The Government and local authorities have got themselves into a right stew over class sizes (p1). They seem to have concocted a new authorised version which has blown up in front of them amid accusations of a policy U-turn. Yet anyone trying to make sense of the turgid reconfiguration presented to the Convention of Scottish Local Authorities last Friday could be forgiven for wondering what all the fuss is about and what exactly has changed.
According to the "new way forward", leading lights from Cosla and the Cabinet will sit down at regular meetings to demonstrate the creative ways in which they are trying to implement the policy, instead of constantly bemoaning how impossible it is to achieve. So far, so unconvincing. Councils will outline the fact that each of them is in a different situation and that "the pace of pursuit of class-size reduction (in P1-3) will vary from council to council". How exactly does this differ from the current ministerial mantra that councils should show "year-on-year progress" towards the target, taking account of local circumstances?

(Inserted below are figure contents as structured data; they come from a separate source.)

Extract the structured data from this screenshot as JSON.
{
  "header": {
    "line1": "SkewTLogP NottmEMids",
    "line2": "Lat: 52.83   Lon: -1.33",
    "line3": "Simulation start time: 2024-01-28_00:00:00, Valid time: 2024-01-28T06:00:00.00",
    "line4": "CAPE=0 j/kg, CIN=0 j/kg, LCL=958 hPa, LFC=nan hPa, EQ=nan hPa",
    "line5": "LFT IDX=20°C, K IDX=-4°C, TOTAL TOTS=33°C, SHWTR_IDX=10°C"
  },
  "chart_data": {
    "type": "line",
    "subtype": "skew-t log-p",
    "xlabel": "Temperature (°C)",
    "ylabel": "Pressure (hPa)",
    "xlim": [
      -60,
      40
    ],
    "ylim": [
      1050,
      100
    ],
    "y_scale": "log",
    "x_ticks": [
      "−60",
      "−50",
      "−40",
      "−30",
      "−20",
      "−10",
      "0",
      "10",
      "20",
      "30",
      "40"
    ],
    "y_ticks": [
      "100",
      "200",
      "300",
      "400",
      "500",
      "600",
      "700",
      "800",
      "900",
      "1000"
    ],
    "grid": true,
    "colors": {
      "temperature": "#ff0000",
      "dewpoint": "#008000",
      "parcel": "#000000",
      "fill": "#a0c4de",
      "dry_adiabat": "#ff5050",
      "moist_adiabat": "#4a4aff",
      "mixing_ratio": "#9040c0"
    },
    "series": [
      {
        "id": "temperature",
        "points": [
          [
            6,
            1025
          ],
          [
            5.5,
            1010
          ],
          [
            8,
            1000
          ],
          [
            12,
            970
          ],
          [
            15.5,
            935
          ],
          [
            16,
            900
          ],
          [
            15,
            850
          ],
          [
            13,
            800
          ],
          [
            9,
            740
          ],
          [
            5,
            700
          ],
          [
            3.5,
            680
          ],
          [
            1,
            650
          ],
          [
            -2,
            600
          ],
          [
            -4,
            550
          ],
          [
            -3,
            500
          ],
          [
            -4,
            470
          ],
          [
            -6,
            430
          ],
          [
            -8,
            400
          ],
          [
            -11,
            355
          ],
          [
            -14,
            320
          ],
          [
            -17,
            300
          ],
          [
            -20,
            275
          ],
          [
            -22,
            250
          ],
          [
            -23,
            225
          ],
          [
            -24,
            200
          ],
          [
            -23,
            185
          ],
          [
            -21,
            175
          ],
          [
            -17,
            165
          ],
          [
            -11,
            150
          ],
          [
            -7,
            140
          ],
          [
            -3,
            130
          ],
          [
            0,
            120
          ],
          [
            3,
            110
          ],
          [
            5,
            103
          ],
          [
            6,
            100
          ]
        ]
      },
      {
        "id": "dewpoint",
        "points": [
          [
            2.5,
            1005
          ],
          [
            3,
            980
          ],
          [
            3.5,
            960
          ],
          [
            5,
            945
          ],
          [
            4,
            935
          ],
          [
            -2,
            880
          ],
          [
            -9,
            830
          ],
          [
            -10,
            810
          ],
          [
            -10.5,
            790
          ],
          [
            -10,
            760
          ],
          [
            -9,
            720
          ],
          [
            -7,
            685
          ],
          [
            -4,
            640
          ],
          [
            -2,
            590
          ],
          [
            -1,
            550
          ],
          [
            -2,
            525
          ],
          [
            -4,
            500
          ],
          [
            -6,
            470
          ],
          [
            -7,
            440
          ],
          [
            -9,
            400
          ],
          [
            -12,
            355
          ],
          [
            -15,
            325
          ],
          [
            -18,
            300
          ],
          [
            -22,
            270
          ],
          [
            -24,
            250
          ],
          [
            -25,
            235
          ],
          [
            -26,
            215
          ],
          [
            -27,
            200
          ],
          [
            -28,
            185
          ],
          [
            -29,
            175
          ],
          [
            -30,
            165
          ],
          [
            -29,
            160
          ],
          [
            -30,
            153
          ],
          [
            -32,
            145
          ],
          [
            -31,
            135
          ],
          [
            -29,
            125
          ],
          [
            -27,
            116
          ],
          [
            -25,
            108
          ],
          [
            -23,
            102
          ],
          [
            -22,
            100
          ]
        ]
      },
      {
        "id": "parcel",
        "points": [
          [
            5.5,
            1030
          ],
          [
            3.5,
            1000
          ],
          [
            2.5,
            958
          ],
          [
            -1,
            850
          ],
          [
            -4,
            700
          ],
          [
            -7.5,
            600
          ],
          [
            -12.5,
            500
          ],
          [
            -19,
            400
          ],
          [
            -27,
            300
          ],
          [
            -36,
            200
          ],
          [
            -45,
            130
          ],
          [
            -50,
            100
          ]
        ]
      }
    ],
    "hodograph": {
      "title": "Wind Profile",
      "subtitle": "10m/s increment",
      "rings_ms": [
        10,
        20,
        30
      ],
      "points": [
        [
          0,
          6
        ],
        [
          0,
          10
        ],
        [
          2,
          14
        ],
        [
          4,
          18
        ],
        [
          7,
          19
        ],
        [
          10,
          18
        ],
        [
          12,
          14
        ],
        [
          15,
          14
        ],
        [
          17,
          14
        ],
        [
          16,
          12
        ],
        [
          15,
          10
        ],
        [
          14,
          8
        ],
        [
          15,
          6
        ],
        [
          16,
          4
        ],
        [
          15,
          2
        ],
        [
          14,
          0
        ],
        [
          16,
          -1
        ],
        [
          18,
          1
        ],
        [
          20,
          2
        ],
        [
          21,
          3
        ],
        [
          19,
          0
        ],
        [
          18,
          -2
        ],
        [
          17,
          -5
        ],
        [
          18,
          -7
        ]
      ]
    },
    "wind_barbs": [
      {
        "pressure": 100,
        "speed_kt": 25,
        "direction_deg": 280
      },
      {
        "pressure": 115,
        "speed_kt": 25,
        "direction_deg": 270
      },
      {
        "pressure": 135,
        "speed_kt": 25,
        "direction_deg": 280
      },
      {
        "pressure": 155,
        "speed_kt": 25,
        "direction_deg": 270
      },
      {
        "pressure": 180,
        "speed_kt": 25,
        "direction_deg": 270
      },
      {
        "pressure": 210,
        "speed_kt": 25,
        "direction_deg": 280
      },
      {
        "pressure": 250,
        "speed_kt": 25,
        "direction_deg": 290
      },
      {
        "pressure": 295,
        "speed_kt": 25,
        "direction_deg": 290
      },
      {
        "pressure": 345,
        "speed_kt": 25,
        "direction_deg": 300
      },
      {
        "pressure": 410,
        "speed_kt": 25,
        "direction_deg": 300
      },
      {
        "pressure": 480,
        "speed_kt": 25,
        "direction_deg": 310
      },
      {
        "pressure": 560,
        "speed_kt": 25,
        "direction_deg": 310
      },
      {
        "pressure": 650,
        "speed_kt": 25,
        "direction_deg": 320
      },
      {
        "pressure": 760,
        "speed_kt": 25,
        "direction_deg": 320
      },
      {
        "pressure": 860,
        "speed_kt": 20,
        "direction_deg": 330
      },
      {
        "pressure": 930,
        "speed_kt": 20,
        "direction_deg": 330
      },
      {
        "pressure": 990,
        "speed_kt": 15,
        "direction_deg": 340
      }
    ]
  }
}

It is a sign of the pressure the Government is under on this issue that a new approach, which is as much designed to rescue its concordat agreement with local authorities as to shore up the class-size pledge, starts out as an exercise in reinforcing policy and ends up looking like a policy failure. Teachers will deduce from this whole affair that the Government is trying to wriggle out of its commitment on class sizes. Au contraire: the "new way forward" looks increasingly like a distinction without a difference.